Tuesday 28 February 2012

On Builders

After much prevarication (just under nine years), Mrs L and I finally took the plunge and engaged a team of builders to carry out a minor house refurbishment. There wasn't a lot to do, was there? Knock through here, add something there, paint that. Except 'wouldn't it be nice if we just...' ended with 'well if we're going to do all that...we might as well do the whole house.'

And so, in December 2010, we made acquaintance with Michal and his crew. Michal is 6' 8" and not someone you want to fall out with over...well over anything. So I didn't. His boys, all Polish and unfailingly polite (except to the bonkers neighbour over whose driveway they parked every day just to watch him get in a froth), were dwarfs by comparison, one of them barely nudging 6' 2".

Day 1, Unforeseen Problem #1: That wall is going to need a steel frame to support it. Not just any old steel frame, mind, but one that will cost £350 just to design - enter the weirdo structural engineer. The frame itself cost way in excess of that, the installation...well, let's just say the contingency fund was looking woefully inadequate before the first week was out.
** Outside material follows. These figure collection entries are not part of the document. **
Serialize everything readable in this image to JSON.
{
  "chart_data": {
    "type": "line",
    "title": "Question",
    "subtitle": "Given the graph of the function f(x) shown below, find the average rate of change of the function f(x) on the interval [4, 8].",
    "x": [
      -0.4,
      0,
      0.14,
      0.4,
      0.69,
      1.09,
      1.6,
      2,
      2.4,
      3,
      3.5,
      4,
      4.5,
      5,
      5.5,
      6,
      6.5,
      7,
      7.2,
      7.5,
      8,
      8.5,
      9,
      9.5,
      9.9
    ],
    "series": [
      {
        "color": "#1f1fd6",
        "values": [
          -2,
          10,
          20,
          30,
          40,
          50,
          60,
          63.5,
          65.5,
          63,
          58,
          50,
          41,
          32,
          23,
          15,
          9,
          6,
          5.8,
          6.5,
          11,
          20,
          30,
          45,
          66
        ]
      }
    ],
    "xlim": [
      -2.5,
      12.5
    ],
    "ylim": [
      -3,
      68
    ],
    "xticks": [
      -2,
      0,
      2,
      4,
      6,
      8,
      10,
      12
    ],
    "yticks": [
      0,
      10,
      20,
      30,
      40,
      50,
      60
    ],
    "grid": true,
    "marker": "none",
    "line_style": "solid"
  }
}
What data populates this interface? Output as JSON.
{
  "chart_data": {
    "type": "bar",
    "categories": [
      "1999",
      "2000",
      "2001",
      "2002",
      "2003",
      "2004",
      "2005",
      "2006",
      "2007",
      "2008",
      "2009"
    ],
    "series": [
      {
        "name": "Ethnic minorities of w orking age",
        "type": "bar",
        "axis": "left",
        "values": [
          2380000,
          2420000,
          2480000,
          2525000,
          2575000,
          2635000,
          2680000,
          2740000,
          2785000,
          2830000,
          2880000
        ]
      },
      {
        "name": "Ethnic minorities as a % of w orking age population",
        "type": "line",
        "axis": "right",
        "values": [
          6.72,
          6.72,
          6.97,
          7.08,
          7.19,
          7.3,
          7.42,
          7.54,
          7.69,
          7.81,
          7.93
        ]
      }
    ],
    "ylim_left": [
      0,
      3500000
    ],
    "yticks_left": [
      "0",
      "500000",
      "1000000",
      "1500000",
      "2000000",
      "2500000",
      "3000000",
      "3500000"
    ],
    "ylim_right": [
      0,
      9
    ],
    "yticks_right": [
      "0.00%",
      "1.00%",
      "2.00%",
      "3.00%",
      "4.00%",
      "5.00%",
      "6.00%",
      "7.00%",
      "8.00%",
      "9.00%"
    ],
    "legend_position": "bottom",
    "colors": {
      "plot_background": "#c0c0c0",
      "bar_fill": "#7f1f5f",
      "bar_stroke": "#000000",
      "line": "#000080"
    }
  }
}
I won't bore you with the details of the disastrous kitchen designers and fitters (14 months later and it's still not finished); the arguments over the reneged promise to paint every room; the freezing fucking cold as doors and walls came down and the heating packed in; the useless - and I'm talking barely able to work a monkey wrench useless - plumber who has now made 796 visits to try (and fail) to rectify his own incompetence; the disappearance (off the face of the universe), money in hand, of the entire crew when we presented the snagging list (a mere 93 items).

Barely a year after that lot scarpered, we engaged another guy and his mute, scary mate to come in and finish everything off. Except his skills lay mainly in, I'm guessing, dressmaking or possibly retail. Hence the laughable attempt to prepare our front driveway which included cementing in anything not specifically removed by us (umbrellas, a loose manhole cover, one of the kids) and expertly 'repairing' a leaking pipe by burying it in concrete. Well we weren't to know these boys couldn't even put tiles on straight, were we? They came recommended, albeit I'm not sure by whom (whom needs shooting). And, bless them, when I sacked them after their ninth massive mistake of the day, they refused to remove the 27 - count 'em - bags of rubble comprising the erroneously laid concrete I had them remove from the driveway.

We live and learn...except we, obviously, don't.  

  

1 comment:

  1. As an inappropriate laughter sufferer, I do find this saga a trifle amusing, but at the same time having suffered at the hands of greedy and incompetent builders myself, I find myself with more of a grimace than a smile in this instance!